The available balance is the balance of checking or on-demand accounts that can be used at no cost by the account owner. They are immediately available funds, including withdrawals, deposits transfer, and other transactions that have been paid for or transferred to the account. The credit card's available balance is typically called an available credit. The balance of the account holder could be different from its current balance. The current balance typically comprises the pending transactions that haven't cleared.

Understanding Available Balance

As mentioned in the previous paragraph, the available balance is the amount of money readily available to use immediately on a customer's account. This balance is continuously updated all day. Every activity within the account, whether a transaction made through the ATM, at the store, or online, affects the balance. This does not include outstanding transactions that are yet to be cleared.

If you sign in to your online banking portal, you'll typically notice two balances in the upper right-hand corner: The current amount and current balance. The current balance represents what is in your account throughout the day. This number includes any transactions that haven't cleared, like checks.

With the issuer bank's and recipient bank's policies, check deposits could take one to two days to be cleared. The process could take longer if the cheque were drawn from a non-bank or foreign institution. The period between when the check is made and when it becomes accessible is usually referred to as the floating time.

The balance of a customer's account becomes crucial when there are delays in crediting the account with funds. If the issuing bank hasn't approved a deposit for a check, for instance, the money won't be accessible for the account owner even though it could be in the account's current balance.

Using the Available Balance

Customers can use their available balance however they like, so the balance doesn't exceed the limit. It is also important to be aware of any outstanding transactions that haven't been credited or removed from the balance. The customer might be able to cash out funds or write checks, make transfers, or purchase something using their debit card to their available balance.

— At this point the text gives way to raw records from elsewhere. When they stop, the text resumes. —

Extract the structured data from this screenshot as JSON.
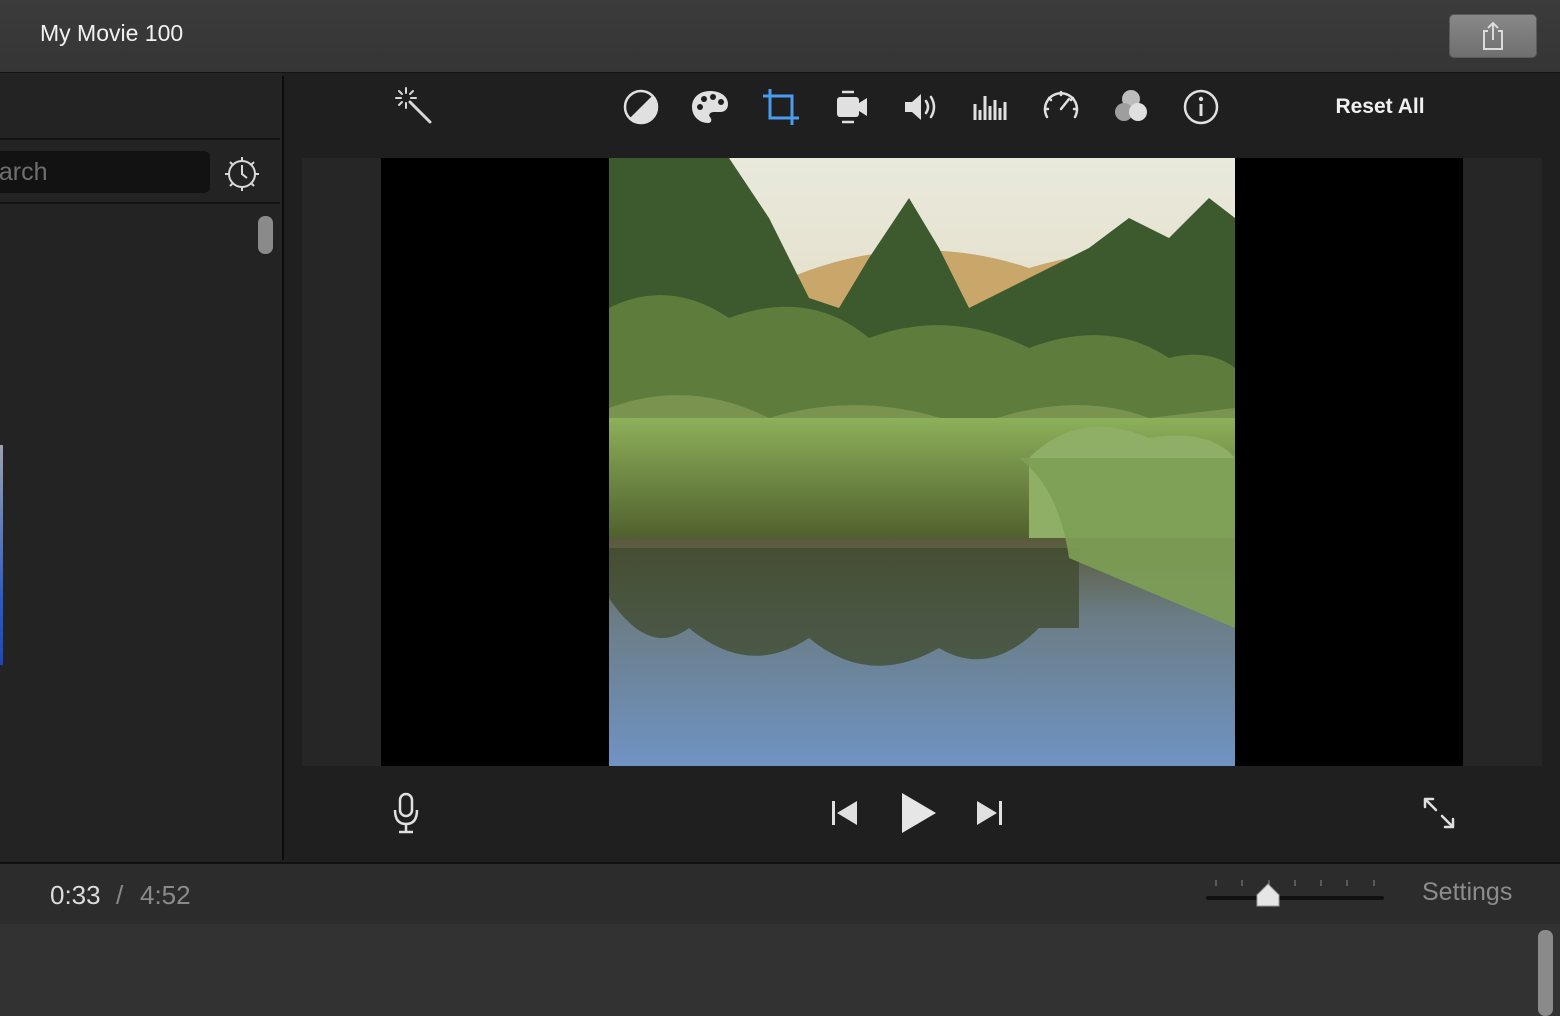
{
  "window": {
    "title": "My Movie 100"
  },
  "sidebar": {
    "search_text": "earch",
    "settings_icon": "gear-icon"
  },
  "toolbar": {
    "tools": [
      {
        "name": "auto-enhance",
        "icon": "magic-wand-icon"
      },
      {
        "name": "color-balance",
        "icon": "color-balance-icon"
      },
      {
        "name": "color-correction",
        "icon": "palette-icon"
      },
      {
        "name": "cropping",
        "icon": "crop-icon",
        "active": true
      },
      {
        "name": "stabilization",
        "icon": "video-camera-icon"
      },
      {
        "name": "volume",
        "icon": "speaker-icon"
      },
      {
        "name": "noise-reduction",
        "icon": "equalizer-icon"
      },
      {
        "name": "speed",
        "icon": "speedometer-icon"
      },
      {
        "name": "clip-filter",
        "icon": "filter-circles-icon"
      },
      {
        "name": "clip-info",
        "icon": "info-icon"
      }
    ],
    "reset_all_label": "Reset All",
    "accent_color": "#4a9cf0"
  },
  "controls": {
    "voiceover_icon": "microphone-icon",
    "previous_icon": "skip-back-icon",
    "play_icon": "play-icon",
    "next_icon": "skip-forward-icon",
    "fullscreen_icon": "expand-icon"
  },
  "timeline_bar": {
    "current_time": "0:33",
    "separator": "/",
    "total_duration": "4:52",
    "settings_label": "Settings",
    "zoom_level": 0.35
  }
}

For instance, your account balance may be $1500; however, your balance could be only $1,000.

This extra $500 might arise from waiting for a transfer to a different account for $350, the purchase with $100, or a cash check that you put in for $400 but which isn't yet cleared because the bank placed the deposit on hold or an authorized payment to cover your car insurance costs $450. You can use any amount up to $1,000 without having to pay additional charges or fees from your financial institution. If you exceed that limit, you could go into an overdraft and face issues due to the ongoing transactions.

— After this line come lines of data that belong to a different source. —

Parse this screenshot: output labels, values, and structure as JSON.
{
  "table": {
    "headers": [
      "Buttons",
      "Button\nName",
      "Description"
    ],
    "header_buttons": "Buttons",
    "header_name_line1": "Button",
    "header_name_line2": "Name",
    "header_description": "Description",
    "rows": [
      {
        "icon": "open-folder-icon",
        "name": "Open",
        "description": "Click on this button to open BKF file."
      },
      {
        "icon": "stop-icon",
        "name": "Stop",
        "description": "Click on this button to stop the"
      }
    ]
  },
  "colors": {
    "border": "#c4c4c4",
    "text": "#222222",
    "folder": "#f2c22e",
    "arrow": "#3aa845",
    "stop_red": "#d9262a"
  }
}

Current Balance vs. Available Balance

The current balance is the unpaid balance of the funds in the account of a bank holder. The balance is determined after all withdrawals, deposits, bank charges, and other transactions in banking are documented and recorded in the account. The balance that is available, on the other side, is the sum that isn't earmarked or kept for a specific use. It's the balance at hand that can be withdrawn at the moment. It is determined by every withdrawal and deposit and all pending electronic transactions, regardless of whether they've been credited or debited to the account. In general, any amount that exceeds the available balance is considered an overdraft, even if it's in the account's current balance. Overdrafts and penalties are determined by the bank using the balance.

Practical Example

Let the balance at present and the current balance of Tim's account equal $50. Imagine that Tim buys a shirt for $30 in a retail store using a credit card. The seller may have Tim's bank preauthorize the purchase. The bank will then place the account of Tim for $30. Since this debit card purchase has not yet been posted into his bank account, the balance would be $50; however, the balance available will be only $20. If the seller can submit the transaction to pay, the bank will transfer the transaction to Tim's account, following which his current balance will be decreased to $20.

Special Considerations

There are a variety of situations that could alter your account balance, both positively and negatively, and how you can utilize it. Electronic banking can make our lives much easier by permitting us to plan payments and allow frequent deposits. Keep track of your pre-authorized transactions, particularly if you have multiple installments due at various times each month. If your employer provides direct deposit, make use of it. It's not just saving you the hassle of going to the bank each payday; it also means you can access your payment immediately.